We'll be working from the ground up though, so make sure you've got the supplies you need and come by to work with us.

Required Supplies

  • Laptop (for following along)
  • Arduino (optional)
  • A good attitude :D

Kit Contents ($20)

  • 10 transistors (PN2907ABU, 40V @ 800mA)
  • 10 diodes (Almost any will do, they're for shunting)
  • 4 resistors
  • 2 push buttons
  • 1 breadboard
  • A toy containing motors to control (mostly cars)

Pre-class Preparation

There's actually very little needed before coming in for this one. If you're interested in trying to run your project from your own Arduino, feel free to bring one. We'll have one pre-programmed to show off speed control.

In-class work

We'll be working our way up from controlling the motors with bare wire to controlling them with push buttons that could later be replaced by an Arduino.
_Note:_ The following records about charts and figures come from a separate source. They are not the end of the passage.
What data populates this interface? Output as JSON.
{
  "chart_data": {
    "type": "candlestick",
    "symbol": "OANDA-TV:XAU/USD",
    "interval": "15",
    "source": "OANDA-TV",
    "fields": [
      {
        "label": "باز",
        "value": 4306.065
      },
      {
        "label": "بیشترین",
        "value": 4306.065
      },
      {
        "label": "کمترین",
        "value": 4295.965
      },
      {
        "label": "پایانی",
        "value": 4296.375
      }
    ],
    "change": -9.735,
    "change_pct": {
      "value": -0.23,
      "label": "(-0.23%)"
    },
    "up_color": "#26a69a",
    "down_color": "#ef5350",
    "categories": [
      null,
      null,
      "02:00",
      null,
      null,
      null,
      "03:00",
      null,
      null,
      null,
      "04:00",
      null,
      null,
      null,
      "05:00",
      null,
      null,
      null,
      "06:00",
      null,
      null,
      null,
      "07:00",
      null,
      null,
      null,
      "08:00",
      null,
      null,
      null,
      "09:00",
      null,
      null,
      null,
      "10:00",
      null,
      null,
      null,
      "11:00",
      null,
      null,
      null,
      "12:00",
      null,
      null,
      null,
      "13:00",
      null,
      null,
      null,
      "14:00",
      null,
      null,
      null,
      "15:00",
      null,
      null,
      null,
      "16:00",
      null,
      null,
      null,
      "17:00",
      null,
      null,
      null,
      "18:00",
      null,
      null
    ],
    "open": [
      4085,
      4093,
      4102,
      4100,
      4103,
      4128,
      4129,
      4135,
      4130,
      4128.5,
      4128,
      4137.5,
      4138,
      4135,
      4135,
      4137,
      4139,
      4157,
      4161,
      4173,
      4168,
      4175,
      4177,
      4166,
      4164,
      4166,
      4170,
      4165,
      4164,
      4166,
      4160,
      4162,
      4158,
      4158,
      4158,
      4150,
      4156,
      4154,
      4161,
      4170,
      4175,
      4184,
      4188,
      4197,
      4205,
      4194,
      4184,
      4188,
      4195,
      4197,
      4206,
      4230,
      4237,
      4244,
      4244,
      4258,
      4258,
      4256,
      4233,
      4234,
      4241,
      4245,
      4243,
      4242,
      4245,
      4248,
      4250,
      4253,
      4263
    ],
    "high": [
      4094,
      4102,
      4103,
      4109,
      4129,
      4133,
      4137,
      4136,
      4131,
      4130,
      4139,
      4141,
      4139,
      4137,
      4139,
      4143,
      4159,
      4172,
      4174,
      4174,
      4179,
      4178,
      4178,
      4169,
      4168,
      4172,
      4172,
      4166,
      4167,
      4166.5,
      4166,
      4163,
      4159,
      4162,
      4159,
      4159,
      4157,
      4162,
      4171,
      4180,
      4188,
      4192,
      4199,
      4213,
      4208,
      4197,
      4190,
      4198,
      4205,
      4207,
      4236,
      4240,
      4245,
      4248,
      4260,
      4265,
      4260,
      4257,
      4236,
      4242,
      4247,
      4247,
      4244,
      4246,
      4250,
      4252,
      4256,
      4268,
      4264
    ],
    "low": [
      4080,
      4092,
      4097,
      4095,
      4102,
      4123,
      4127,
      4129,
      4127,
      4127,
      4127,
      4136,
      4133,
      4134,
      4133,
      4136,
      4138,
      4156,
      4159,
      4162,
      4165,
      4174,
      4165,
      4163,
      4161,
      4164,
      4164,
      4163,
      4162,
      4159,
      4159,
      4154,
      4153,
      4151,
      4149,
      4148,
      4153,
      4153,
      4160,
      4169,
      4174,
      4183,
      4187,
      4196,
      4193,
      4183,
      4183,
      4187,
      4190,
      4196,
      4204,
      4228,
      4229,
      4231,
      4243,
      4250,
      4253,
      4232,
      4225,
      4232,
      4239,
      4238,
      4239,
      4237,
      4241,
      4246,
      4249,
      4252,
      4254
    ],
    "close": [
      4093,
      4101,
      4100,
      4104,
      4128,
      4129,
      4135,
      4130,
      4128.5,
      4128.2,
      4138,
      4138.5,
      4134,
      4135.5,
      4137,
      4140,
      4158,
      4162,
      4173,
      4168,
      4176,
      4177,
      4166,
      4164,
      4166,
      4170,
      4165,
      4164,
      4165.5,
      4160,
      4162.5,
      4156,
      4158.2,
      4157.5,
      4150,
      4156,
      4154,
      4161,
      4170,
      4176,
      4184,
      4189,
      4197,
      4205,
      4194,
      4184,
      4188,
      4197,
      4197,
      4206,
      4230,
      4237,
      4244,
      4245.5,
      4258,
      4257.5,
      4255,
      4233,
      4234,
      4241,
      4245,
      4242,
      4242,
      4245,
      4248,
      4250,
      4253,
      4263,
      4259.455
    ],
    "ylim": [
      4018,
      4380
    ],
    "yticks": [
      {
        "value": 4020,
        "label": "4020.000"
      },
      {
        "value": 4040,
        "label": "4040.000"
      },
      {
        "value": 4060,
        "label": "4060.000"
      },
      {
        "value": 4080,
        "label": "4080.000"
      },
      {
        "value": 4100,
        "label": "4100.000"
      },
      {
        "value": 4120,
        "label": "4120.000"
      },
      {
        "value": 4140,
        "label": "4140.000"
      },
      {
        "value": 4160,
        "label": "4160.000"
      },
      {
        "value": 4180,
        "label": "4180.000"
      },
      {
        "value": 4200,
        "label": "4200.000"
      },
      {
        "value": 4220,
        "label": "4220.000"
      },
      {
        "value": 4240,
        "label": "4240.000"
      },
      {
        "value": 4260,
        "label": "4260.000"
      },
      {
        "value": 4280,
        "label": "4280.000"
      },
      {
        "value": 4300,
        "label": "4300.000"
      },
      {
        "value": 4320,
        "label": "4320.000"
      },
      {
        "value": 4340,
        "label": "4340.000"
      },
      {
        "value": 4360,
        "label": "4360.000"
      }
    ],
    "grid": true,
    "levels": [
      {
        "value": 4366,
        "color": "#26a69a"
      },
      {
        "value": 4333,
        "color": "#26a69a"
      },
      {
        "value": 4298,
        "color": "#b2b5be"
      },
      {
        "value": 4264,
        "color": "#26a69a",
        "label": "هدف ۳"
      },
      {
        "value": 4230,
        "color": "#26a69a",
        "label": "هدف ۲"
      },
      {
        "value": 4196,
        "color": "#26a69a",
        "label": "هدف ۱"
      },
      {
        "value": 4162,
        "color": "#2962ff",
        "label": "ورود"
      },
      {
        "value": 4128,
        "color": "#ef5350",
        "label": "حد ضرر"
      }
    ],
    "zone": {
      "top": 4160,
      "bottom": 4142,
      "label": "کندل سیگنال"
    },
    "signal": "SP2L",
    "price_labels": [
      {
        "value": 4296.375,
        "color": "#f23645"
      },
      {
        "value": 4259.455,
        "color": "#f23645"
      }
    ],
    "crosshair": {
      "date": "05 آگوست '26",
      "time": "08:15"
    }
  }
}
Let's get started!

Now, a motor is just a set of electromagnets that can spin. There is lots of information online as to how they work, so we'll just treat them as magic for now and you can look them up later. What we care about is how to control them so we can use them to make neat stuff like robots or toys.

The easiest way to turn a motor on and off is to connect them directly to a DC power source. DC power is what all of our handheld devices use, and what comes out of USB ports and batteries. It means that the electricity flows only one way from the source. So, let's try this out.

Step 1: Hook up a motor

The kits should have four wires, two sets for each motor. If you don't have a kit, you can take apart a broken CD/DVD/BluRay drive or player and steal some out of there. It's a great excuse to find out how those are put together anyway.

We'll need to get two of those motor wires connected to the two power leads through the breadboard. Now, a breadboard has connections between each hole. For the ones in the middle, they run from left to right, breaking in the middle. There are also lines that run from top to bottom, but the vertical lines in the kits only run in sets of three. You should be able to see this from the bottom of our breadboards, but you can also read more on breadboards and see an example at Sparkfun!


Troubleshooting

Make sure the transistors are the right way! This could be a challenge. They have a little D shape to them, so make sure they're all facing the same direction.